Congo: UNHCR Decries Violence against Women, Girls

The United Nations High Commissioner for Refugees (UNHCR) has raised the alarm over increasing reports of sexual violence against forcibly displaced women and girls in the eastern Democratic Republic of the Congo (DRC).

Development Diaries reports that there has been resurgent violence between non-state armed groups and government forces which has reverberated across the provinces of North Kivu, South Kivu and Ituri of DRC.

Recent figures from the United Nations show that overall, 6.2 million people have fled their homes across DRC, which is the highest number in Africa.

UNHCR noted that as a result of the violence, 2.8 million people have been displaced across those provinces since March 2022.

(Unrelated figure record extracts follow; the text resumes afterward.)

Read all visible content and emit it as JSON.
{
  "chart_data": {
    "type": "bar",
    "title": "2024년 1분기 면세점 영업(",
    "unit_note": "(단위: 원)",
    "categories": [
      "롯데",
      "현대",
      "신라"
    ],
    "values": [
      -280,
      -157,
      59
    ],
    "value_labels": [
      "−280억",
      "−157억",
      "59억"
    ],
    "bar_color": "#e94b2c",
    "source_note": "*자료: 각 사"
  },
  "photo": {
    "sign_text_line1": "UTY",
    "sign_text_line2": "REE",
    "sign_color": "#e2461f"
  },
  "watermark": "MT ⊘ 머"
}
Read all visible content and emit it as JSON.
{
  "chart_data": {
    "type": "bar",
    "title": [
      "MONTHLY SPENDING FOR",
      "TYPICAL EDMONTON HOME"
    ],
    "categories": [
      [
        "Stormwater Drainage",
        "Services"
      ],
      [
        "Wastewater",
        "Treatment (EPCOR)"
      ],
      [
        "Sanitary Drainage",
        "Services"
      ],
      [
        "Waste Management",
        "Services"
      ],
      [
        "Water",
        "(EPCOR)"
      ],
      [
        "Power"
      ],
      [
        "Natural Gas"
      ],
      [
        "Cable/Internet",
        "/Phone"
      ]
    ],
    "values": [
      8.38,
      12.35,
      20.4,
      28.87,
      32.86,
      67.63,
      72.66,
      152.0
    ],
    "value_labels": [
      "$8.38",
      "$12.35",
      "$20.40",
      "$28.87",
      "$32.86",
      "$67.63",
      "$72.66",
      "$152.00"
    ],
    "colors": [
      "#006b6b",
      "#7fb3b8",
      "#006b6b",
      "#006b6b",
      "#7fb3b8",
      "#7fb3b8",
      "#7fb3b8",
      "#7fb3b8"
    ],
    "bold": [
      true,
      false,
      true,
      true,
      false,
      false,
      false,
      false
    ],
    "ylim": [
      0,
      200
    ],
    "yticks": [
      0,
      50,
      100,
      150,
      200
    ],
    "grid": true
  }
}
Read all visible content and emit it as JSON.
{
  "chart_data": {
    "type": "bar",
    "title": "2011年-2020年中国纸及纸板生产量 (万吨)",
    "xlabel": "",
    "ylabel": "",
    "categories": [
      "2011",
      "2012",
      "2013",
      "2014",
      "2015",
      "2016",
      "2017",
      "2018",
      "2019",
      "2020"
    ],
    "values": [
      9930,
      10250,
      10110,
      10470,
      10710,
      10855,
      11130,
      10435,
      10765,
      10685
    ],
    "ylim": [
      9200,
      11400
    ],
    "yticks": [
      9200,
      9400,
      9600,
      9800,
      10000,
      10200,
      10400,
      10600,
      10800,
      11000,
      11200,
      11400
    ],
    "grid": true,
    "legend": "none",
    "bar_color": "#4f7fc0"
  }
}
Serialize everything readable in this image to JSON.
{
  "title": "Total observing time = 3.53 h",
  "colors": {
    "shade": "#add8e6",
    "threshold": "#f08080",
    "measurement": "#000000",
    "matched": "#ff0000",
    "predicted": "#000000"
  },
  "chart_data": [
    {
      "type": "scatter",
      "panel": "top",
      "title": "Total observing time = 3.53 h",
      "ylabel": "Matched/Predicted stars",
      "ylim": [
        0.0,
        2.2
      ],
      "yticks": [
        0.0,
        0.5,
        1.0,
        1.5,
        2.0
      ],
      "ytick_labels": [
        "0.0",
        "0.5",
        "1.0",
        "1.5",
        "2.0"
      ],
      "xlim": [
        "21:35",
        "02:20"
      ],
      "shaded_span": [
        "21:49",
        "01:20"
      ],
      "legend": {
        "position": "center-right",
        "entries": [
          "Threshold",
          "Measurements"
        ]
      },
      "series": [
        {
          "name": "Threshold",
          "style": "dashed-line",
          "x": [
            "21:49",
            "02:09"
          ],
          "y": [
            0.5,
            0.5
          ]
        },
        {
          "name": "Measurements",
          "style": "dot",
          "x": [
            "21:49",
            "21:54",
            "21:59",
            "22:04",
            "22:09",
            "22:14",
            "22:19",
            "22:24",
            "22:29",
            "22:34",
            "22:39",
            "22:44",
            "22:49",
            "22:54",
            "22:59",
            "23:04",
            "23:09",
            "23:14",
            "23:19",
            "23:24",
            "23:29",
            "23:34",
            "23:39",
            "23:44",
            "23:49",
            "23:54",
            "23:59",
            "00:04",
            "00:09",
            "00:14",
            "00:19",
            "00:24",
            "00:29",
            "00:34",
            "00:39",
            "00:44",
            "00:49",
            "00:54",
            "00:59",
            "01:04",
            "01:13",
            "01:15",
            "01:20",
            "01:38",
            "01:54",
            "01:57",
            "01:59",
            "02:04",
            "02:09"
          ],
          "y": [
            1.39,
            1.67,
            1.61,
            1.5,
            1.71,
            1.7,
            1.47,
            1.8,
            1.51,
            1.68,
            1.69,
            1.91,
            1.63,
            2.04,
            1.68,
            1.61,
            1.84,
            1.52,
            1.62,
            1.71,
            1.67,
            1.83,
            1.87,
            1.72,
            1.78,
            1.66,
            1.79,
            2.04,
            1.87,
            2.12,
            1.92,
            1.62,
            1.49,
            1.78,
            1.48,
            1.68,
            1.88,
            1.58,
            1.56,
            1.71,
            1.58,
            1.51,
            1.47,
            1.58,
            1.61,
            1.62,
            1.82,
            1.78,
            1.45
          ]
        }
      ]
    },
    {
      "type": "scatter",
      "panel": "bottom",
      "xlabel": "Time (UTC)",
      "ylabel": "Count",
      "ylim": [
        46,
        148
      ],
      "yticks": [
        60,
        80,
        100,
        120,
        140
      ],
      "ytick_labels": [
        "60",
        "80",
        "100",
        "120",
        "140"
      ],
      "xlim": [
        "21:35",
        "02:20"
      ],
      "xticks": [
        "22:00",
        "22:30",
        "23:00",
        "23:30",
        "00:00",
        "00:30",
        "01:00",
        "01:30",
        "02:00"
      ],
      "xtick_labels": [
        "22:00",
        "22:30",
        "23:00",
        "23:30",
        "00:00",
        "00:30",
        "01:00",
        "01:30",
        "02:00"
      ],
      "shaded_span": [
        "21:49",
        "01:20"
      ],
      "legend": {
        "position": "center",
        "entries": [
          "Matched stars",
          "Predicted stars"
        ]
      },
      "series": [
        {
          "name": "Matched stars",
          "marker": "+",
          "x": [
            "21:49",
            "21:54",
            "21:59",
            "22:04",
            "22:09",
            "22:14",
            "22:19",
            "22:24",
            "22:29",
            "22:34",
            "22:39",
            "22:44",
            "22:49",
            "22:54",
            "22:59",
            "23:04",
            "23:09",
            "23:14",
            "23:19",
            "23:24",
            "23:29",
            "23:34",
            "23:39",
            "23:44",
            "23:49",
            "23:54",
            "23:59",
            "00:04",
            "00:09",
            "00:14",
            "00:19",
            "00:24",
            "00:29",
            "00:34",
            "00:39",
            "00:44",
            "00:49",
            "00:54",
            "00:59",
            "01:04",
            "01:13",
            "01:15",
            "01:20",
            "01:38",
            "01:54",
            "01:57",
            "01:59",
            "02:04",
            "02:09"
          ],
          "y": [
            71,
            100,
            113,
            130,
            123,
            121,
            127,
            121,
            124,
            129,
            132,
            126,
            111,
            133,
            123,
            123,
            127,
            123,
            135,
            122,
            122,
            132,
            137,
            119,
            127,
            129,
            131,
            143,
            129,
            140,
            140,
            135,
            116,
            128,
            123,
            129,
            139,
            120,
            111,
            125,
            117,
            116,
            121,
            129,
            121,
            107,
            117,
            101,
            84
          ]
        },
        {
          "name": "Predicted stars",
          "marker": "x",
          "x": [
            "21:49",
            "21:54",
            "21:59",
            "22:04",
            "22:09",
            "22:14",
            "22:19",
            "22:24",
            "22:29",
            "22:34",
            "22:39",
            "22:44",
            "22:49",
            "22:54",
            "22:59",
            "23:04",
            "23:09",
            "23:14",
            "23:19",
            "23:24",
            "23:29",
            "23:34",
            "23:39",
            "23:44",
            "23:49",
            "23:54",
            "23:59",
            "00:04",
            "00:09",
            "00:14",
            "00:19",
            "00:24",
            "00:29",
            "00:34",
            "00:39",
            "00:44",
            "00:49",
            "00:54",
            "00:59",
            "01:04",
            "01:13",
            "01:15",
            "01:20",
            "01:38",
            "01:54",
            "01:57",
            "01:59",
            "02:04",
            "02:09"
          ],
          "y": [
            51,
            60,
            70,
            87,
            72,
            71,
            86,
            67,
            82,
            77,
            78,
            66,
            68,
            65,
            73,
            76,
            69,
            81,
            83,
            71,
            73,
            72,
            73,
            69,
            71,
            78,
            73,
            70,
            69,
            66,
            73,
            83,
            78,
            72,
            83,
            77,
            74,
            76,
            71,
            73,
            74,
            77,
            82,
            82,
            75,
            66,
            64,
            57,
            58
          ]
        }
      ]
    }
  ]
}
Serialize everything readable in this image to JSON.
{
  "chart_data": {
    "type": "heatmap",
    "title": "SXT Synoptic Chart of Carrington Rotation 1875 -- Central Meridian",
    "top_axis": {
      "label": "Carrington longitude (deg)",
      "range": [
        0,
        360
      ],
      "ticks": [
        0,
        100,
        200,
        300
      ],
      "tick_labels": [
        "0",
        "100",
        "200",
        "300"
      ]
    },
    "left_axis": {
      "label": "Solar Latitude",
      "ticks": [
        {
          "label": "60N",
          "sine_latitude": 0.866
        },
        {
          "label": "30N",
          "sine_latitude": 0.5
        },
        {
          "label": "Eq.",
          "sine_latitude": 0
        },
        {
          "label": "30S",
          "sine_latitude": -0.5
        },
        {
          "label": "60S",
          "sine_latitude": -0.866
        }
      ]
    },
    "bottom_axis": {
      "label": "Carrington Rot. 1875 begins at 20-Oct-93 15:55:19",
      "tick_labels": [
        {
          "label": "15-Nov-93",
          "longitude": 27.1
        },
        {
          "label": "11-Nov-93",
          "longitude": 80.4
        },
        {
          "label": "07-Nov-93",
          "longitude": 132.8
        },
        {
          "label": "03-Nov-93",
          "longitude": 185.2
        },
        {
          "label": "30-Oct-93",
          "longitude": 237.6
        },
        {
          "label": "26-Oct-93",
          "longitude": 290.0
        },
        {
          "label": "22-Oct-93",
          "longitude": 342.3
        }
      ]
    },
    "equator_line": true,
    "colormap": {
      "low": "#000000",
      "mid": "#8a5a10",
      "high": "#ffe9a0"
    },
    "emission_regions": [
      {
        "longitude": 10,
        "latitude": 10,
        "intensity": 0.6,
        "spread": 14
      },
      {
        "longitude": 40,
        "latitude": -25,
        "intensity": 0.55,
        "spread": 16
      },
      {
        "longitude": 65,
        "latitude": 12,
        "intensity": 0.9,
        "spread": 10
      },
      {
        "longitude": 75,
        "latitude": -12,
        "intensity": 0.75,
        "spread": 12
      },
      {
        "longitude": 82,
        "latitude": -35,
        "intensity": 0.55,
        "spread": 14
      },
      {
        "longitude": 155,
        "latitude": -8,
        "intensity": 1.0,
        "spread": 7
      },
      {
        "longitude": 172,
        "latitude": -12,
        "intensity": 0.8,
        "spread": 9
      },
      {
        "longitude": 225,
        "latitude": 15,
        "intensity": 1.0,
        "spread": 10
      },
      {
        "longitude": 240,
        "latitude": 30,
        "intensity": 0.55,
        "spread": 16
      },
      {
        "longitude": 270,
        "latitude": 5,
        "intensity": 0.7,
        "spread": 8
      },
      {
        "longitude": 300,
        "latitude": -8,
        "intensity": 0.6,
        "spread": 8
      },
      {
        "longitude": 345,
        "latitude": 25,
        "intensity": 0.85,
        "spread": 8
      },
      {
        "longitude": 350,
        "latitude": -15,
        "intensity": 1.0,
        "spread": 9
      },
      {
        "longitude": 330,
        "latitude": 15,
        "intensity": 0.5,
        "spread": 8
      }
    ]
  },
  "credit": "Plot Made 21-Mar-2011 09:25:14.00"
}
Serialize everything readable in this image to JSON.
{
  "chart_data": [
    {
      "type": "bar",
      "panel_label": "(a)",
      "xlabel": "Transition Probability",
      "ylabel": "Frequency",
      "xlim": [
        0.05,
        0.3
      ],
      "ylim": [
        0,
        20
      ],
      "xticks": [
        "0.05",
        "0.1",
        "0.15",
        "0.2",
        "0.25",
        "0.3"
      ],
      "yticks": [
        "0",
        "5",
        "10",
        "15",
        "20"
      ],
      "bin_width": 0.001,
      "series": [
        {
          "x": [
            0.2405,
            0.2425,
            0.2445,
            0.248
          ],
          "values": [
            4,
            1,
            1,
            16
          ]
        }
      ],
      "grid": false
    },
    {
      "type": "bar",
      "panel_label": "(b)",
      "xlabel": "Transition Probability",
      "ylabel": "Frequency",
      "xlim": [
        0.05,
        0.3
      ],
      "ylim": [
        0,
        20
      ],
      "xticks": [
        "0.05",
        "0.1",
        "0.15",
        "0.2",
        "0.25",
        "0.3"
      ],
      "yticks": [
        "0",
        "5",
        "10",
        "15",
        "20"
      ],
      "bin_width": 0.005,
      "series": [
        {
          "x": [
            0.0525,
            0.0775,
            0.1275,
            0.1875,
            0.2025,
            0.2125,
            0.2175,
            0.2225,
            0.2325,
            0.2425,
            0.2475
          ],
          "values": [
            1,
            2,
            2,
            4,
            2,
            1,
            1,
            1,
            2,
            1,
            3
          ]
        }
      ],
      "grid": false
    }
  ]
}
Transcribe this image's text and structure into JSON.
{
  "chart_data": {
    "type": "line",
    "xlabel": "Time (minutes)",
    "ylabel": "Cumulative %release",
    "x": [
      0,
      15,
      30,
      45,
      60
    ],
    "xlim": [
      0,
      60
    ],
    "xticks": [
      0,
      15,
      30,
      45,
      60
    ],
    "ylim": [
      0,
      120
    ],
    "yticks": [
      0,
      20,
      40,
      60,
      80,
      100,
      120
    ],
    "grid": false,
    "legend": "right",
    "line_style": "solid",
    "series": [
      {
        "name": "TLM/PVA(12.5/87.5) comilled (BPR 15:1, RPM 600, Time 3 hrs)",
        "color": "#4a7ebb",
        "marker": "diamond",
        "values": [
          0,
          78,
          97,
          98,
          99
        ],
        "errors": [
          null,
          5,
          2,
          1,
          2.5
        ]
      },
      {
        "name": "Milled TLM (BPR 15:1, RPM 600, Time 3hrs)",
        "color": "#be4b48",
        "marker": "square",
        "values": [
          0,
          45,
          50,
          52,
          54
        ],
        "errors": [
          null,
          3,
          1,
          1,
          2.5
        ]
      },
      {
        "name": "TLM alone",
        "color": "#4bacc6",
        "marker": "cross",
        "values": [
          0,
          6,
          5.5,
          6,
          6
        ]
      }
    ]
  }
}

‘Among a litany of humanitarian law and human rights violations, civilians are being killed and tortured, while arbitrary arrests, looting of health centres and civilian homes, and the destruction of schools are also reported’, the UNHCR statement read.

‘We are also particularly alarmed by increasing reports of sexual violence against forcibly displaced women and girls, including rape and sexual exploitation’.

Furthermore, the UN agency noted that shockingly, the latest data reveals that out of the more than 10,000 people that accessed gender-based violence (GBV) services in North Kivu in the first quarter of the year, 66 percent were rape cases.

It added that many of these heinous GBV violations were reportedly perpetrated by armed men.

Development Diaries calls on the government of the country to take immediate action to address the GBV epidemic.

Furthermore, those responsible for these egregious human rights and humanitarian law violations must be held to account.